Schneider: Nein. Der Kunde hat gemerkt, dass er bei uns die bessere Qualität bekommt. Das Päckchen ist mit 50 Euro versichert, darf 25 Kilogramm schwer sein und wird nur gegen Unterschrift zugestellt. Zudem bieten wir eine kostenlose Sendungsverfolgung via Internet an. Die Reaktion des Wettbewerbers, der das Marktsegment Päckchen mit rund 70 Millionen Stück im Jahr bis dahin allein bediente, zeigt ja auch, dass man unser Angebot sehr ernst nimmt. Fraglich bleibt natürlich, ob ein Preis von 3,50 Euro kostendeckend ist.  

Wie meinen Sie das?

Wir kennen doch die Produktions- und Prozesskosten im Paketgeschäft. Die Post aber reagiert vermehrt mit massiv verringerten Preisen, wenn ihr Wettbewerber Marktanteile streitig machen – und das gilt gleichermaßen für das Brief- wie auch das Paketgeschäft.

Inwiefern?

Indem sie gegenüber strategischen Großkunden ihre marktbeherrschende Stellung missbraucht. Das konnte man viele Jahre im Briefgeschäft und mit Blick auf die dort gewährten Rabatte beobachten. Und auch der nationale B2C-Paketmarkt ist ja keine geschlossene Gesellschaft. Der Wettbewerber tritt bei Ausschreibungen sehr aggressiv auf und kann sich das auch leisten, so lange er jedes Jahr eine Milliarde Euro im nach wie vor monopolistisch geprägten Briefmarkt verdient. Die Zusammenlegung der Sparten Brief und Paket im Geschäftsbericht könnte man also auch als Legalisierung der Quersubventionierung interpretieren. Wäre die Liberalisierung in der Telekommunikation ähnlich schleppend wie die im Postmarkt verlaufen, würden wir heute noch mit Wählscheiben-Apparaten telefonieren.

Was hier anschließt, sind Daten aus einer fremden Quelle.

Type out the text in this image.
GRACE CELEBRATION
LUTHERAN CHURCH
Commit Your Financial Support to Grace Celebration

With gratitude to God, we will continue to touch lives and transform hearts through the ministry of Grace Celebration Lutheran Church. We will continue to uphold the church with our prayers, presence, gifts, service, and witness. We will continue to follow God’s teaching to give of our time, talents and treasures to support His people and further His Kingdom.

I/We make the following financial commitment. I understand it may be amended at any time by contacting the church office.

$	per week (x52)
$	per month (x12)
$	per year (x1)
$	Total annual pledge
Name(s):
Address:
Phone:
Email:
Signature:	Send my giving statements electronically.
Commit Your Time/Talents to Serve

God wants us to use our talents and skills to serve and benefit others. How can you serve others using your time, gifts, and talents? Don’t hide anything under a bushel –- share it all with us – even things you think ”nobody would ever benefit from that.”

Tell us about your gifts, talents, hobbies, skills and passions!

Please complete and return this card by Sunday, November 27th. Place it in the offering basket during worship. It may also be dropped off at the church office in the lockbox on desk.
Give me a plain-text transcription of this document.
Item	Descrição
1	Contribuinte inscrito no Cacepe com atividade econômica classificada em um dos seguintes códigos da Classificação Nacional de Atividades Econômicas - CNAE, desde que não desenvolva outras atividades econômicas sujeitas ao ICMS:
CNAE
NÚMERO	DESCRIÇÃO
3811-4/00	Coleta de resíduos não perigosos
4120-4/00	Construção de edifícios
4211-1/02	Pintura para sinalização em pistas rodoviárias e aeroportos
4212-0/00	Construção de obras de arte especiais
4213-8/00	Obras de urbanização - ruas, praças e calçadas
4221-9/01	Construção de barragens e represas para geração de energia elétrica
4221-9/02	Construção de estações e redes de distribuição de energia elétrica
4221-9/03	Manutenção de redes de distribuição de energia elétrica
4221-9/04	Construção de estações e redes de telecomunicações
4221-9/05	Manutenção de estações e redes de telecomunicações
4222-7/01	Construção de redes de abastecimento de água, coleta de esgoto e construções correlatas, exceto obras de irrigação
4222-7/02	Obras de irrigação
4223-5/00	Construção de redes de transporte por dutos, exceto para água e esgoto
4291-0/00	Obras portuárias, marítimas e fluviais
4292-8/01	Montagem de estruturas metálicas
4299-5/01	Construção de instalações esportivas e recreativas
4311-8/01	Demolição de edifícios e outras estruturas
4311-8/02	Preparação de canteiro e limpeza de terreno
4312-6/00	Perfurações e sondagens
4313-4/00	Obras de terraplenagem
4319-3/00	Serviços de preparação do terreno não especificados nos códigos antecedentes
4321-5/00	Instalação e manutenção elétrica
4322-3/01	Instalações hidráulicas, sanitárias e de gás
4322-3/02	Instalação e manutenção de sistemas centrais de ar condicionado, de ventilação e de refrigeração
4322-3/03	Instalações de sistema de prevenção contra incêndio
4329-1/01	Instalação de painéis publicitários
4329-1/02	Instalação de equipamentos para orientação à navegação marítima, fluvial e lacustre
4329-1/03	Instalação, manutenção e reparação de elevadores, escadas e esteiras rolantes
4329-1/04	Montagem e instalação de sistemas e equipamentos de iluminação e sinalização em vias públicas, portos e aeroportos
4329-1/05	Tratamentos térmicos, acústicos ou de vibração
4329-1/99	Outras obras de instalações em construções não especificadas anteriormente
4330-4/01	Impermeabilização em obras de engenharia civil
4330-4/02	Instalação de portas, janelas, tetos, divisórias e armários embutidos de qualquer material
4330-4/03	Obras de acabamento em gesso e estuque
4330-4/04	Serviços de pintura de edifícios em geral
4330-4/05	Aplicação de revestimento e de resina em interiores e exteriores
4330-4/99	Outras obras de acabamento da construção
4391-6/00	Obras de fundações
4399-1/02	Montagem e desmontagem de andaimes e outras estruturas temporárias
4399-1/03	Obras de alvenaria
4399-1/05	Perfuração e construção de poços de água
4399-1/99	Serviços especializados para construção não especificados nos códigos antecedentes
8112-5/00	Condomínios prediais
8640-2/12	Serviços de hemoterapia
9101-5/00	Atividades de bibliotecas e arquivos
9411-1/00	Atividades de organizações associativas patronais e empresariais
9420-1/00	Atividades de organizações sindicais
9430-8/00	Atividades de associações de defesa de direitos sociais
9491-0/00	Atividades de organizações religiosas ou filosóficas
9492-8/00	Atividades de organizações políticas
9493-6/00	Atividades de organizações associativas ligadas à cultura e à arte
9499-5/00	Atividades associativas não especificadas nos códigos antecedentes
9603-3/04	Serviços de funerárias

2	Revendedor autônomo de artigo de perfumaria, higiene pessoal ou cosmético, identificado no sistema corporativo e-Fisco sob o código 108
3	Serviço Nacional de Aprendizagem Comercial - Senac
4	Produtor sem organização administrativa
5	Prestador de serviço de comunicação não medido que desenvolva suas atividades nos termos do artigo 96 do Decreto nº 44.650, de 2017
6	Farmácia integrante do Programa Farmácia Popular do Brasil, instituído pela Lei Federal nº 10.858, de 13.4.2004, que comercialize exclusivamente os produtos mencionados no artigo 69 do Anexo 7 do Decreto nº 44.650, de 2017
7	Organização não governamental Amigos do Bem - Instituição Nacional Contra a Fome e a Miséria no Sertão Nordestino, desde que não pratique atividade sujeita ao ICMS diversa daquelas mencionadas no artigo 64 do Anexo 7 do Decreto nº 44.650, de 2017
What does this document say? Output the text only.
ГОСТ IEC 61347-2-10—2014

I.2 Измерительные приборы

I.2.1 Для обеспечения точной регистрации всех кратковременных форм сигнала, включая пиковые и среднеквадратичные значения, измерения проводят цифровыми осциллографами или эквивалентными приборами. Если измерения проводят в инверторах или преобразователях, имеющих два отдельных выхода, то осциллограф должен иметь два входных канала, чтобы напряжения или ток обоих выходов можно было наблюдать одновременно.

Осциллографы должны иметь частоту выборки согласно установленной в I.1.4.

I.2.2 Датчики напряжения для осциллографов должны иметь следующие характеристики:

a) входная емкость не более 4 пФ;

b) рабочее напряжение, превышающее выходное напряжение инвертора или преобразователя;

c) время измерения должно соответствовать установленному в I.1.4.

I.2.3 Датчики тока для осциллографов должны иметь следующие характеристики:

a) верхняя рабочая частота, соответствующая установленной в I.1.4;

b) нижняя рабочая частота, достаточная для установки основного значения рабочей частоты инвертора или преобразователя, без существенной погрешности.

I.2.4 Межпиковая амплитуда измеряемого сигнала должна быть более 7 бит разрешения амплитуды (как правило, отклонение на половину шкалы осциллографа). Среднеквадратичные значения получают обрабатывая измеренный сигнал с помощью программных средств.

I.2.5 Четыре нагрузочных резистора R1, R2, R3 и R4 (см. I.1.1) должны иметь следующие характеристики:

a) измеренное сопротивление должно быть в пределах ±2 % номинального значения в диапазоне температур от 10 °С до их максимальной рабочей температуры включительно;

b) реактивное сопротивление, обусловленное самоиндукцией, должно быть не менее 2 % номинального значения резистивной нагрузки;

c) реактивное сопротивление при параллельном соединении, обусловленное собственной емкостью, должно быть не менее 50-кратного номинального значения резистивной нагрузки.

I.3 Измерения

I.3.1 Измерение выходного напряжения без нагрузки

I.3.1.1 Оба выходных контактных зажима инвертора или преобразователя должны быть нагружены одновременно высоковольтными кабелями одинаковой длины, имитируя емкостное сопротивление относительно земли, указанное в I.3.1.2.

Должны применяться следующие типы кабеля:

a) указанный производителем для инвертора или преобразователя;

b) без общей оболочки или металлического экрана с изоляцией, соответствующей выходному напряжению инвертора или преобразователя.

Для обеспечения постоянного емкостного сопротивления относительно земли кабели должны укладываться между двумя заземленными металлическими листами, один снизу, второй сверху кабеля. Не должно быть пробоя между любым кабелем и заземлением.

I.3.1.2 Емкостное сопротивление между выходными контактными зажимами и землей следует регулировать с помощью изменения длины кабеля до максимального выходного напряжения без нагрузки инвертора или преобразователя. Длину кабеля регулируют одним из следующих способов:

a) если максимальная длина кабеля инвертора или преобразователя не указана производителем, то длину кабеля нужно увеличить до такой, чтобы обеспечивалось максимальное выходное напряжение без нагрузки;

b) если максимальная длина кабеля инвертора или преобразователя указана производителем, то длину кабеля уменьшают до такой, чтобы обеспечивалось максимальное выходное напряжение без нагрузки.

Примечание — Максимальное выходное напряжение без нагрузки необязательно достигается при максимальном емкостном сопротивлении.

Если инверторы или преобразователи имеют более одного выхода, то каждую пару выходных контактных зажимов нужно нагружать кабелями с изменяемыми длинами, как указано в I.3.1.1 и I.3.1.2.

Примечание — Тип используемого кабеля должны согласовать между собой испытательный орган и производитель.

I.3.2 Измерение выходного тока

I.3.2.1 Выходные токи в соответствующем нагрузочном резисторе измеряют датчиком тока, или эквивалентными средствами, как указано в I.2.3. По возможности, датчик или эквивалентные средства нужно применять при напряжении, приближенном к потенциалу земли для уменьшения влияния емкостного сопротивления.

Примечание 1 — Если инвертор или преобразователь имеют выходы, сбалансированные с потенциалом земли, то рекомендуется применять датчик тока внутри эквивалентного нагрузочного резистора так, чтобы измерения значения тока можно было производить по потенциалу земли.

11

Warum schalten Sie dann nicht die Bundesnetzagentur ein, die missbräuchliches Verhalten untersucht?

Wie alle Marktteilnehmer befinden wir uns in einem stetigen Austausch mit der Behörde. Und dass man dort Verstöße gegen das Wettbewerbsrecht sehr ernst nimmt, hat beispielsweise das Vorgehen gegen die Post-Billigtochter Firstmail gezeigt, der Preis-Dumping beim Porto nachgewiesen wurde.  Das Unternehmen wurde daraufhin ja auch von der Post geschlossen.

Eigentlich hat sich die Situation aber doch verbessert. Hermes darf sich nun - wie die Deutsche Post - von der Mehrwertsteuer befreien lassen.

Das ist aber faktisch unmöglich, obwohl wir schon heute mehr als den bloßen Universaldienst leisten. Es würde sich doch kein Auftraggeber für uns entscheiden, wenn wir nicht auf die viel zitierte Alm oder Hallig liefern würden! Das Gesetz sieht aber schlichtweg nicht erfüllbare Voraussetzungen vor und ist praktisch eine Lex Post. Ein Beispiel: Als Bemessungsgrundlage für die steuerliche Berechnung wird das Gewicht einer Sendung angeführt. Dieses ist für die Logistik im Hinblick auf den benötigten Laderaum und daraus resultierende ökologische Aspekte aber völlig unerheblich.